Which is exactly what an OpenSocial container does - mediate access to personal and friend data for 3rd party applications.

This environment has complete access to the data, and can do anything with it that you want to authorize. The developers provide little applets which run on your data host and provide the functionality. Inside the virtual machine is a Capability-based security environment which precisely controls what the applets can see and do with it.

This maps exactly on to Caja, the capability-based Javascript security model that is being used in OpenSocial.

Your database would store your own personal data, and the data your connections have decided to reveal to you. In addition, you would subscribe to a feed of changes from all friends on their data. This allows applications that just run on your immediate social network to run entirely in the data hosting server.

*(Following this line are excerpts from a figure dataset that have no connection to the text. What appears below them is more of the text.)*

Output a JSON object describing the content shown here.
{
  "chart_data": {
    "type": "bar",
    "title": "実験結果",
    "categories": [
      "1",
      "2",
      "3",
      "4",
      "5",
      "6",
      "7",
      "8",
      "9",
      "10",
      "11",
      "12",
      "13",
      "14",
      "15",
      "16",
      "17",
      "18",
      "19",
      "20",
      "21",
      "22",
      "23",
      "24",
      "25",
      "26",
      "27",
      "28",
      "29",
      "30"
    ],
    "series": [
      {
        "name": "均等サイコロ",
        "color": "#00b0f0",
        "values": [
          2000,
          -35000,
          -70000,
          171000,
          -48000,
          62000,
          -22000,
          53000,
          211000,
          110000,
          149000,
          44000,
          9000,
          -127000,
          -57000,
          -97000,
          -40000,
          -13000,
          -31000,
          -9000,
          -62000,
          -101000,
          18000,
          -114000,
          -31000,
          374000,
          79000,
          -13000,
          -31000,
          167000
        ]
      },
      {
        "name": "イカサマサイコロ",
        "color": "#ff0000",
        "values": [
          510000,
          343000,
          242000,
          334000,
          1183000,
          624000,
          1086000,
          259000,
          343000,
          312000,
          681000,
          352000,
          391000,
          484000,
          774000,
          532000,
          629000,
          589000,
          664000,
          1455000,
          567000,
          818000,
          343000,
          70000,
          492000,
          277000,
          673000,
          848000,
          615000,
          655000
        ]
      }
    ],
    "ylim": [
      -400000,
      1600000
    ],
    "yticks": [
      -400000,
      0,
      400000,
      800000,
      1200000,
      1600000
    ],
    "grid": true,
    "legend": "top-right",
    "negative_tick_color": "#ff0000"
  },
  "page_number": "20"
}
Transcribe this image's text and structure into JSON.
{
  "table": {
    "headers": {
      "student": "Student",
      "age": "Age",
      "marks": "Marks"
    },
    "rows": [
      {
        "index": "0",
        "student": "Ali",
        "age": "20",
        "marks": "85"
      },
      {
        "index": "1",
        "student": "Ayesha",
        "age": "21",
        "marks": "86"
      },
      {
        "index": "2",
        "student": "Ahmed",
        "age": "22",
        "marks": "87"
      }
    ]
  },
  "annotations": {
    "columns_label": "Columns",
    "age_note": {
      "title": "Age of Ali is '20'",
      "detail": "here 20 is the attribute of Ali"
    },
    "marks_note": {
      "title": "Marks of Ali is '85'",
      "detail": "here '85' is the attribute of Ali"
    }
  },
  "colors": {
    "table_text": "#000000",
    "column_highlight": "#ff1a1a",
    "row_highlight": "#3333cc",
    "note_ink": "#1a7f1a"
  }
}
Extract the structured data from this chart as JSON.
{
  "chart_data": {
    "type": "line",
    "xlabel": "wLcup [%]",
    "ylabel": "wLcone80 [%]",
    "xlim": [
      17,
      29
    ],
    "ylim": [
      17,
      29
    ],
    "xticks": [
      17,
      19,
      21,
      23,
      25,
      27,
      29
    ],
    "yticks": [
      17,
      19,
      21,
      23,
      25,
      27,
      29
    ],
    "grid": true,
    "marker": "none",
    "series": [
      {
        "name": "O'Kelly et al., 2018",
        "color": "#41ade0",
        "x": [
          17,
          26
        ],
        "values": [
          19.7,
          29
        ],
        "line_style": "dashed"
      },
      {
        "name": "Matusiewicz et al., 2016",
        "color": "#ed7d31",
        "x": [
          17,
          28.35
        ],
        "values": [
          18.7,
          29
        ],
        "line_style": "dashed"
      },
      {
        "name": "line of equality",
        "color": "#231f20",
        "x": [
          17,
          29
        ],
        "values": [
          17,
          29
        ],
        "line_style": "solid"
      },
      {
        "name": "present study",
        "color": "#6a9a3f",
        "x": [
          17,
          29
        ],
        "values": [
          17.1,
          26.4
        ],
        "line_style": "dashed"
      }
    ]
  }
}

Again, a good match for OpenSocial's Activity Streams (and don't forget persistent app data on the server).

Currently, everybody is copying your data, just as a matter of course. That’s the default. They would have to work very hard not to keep a copy. In the data hosting model, they would have to work extra hard, and maliciously, and in violation of contract, to make a copy of your data. Changing it from implicit to overt act can make all the difference.

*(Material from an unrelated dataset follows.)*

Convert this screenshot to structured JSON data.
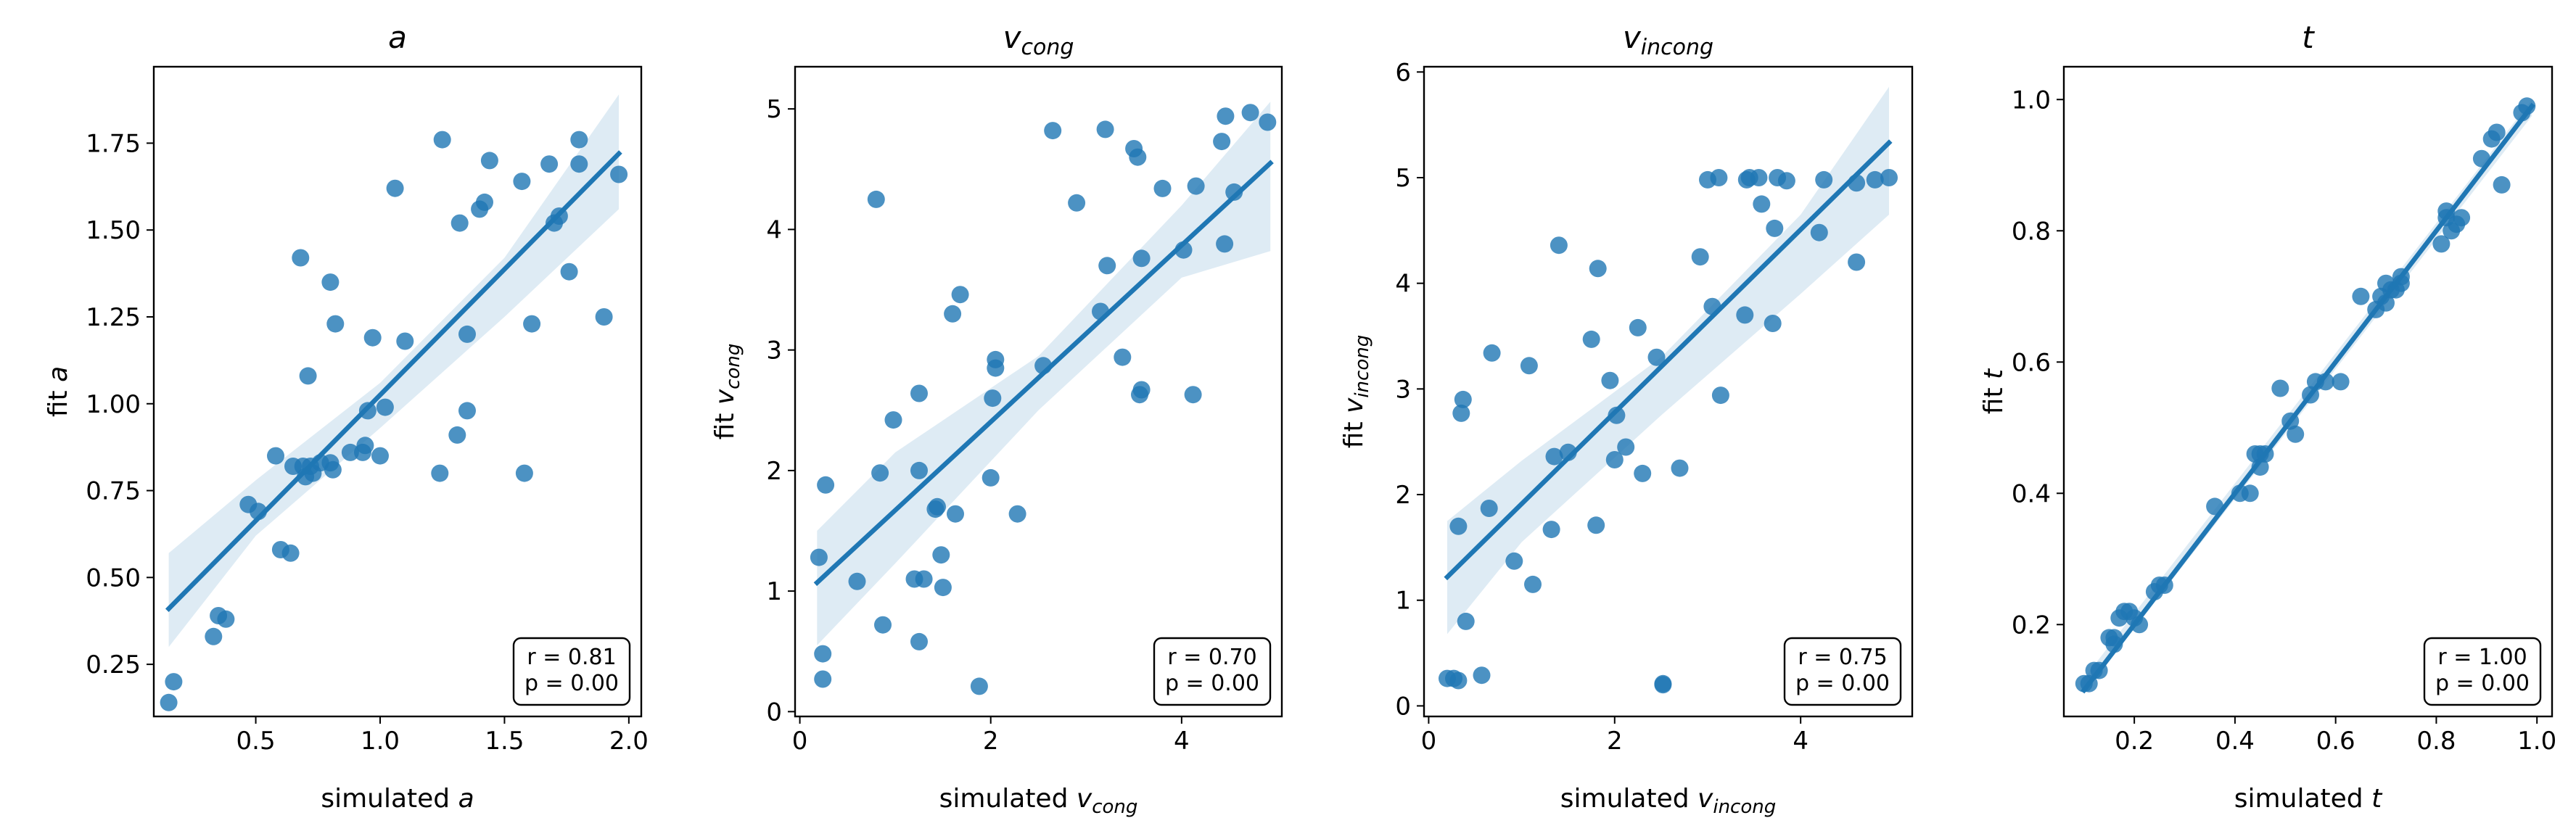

The situation is worse than that; asking people for their logins to other sites is widespread and dangerous. I'd hope Brad would support OAuth as a step along the way to his more secure model - especially combined with the REST APIs that are part of OpenSocial 0.8

If you're interested in these aspects of OpenSocial, do join in the linked mailing lists, and come along to the OpenSocial Summit on May 14th (just down the road from IIW).

Monday 5 May 2008

Mixing degrees of publicness in HTTP

At the Data Sharing Workshop the other day, we had a discussion about how to combine OAuth and Feeds, which I was reminded of by Tim Bray's discussion of Adriana and Alec's VRM proposal today.
The session was tersely summarized here, but let me recap the problem.

When you are browsing the web, you often encounter pages that show different things depending on who you are, such as blog, wikis, webmail or even banking sites. They do this by getting you to log in, and then using a client-side cookie to save you the bother of doing that every time. When you want to give a site access to another one's data (for example when letting Flickr check your Google Contacts for friends), you need to give it a URL to look things up at.

The easy case is public data - then the site can just fetch it, or use a service that caches public data from several places, like the Social Graph API. This is like a normal webpage, which is the same for everyone, returning a HTTP 200 response with the data.

The other common case is where the data is private. OAuth is a great way for you to delegate access to a web service for someone else, which is done by returning an HTTP 401 response with a WWW-Authenticate: OAuth header showing that authentication is needed. If the fetching site sends a valid Authorization header, it can have access to the data.

The tricky case is where there is useful data that can be returned to anyone with a 200, but additional information could be supplied to a caller with authentication (think of this like the social network case, where friends get to see your home phone number and address, but strangers just get your hometown). In this case, returning a 401 would be incorrect,as there is useful data there.

What struck me was that in this case, the server could return a 200, but include a WWW-Authenticate: OAuth header to indicate that more information is available if you authenticate correctly. This seems the minimal change that could support this duality, and much easier than requiring and signalling separate authenticated and unauthenticated endpoints through a HTML-level discovery model, or, worse, adding a new response to HTTP. What I'd like to know from people with deeper HTTP experience than me is whether this is viable, and is it likely to be benign for existing clients — will they choke on a 200 with a WWW-Authenticate header?

HTTP does have a 203 response meaning Non-Authoritative Data, but I suspect returning that is more likely to have side effects.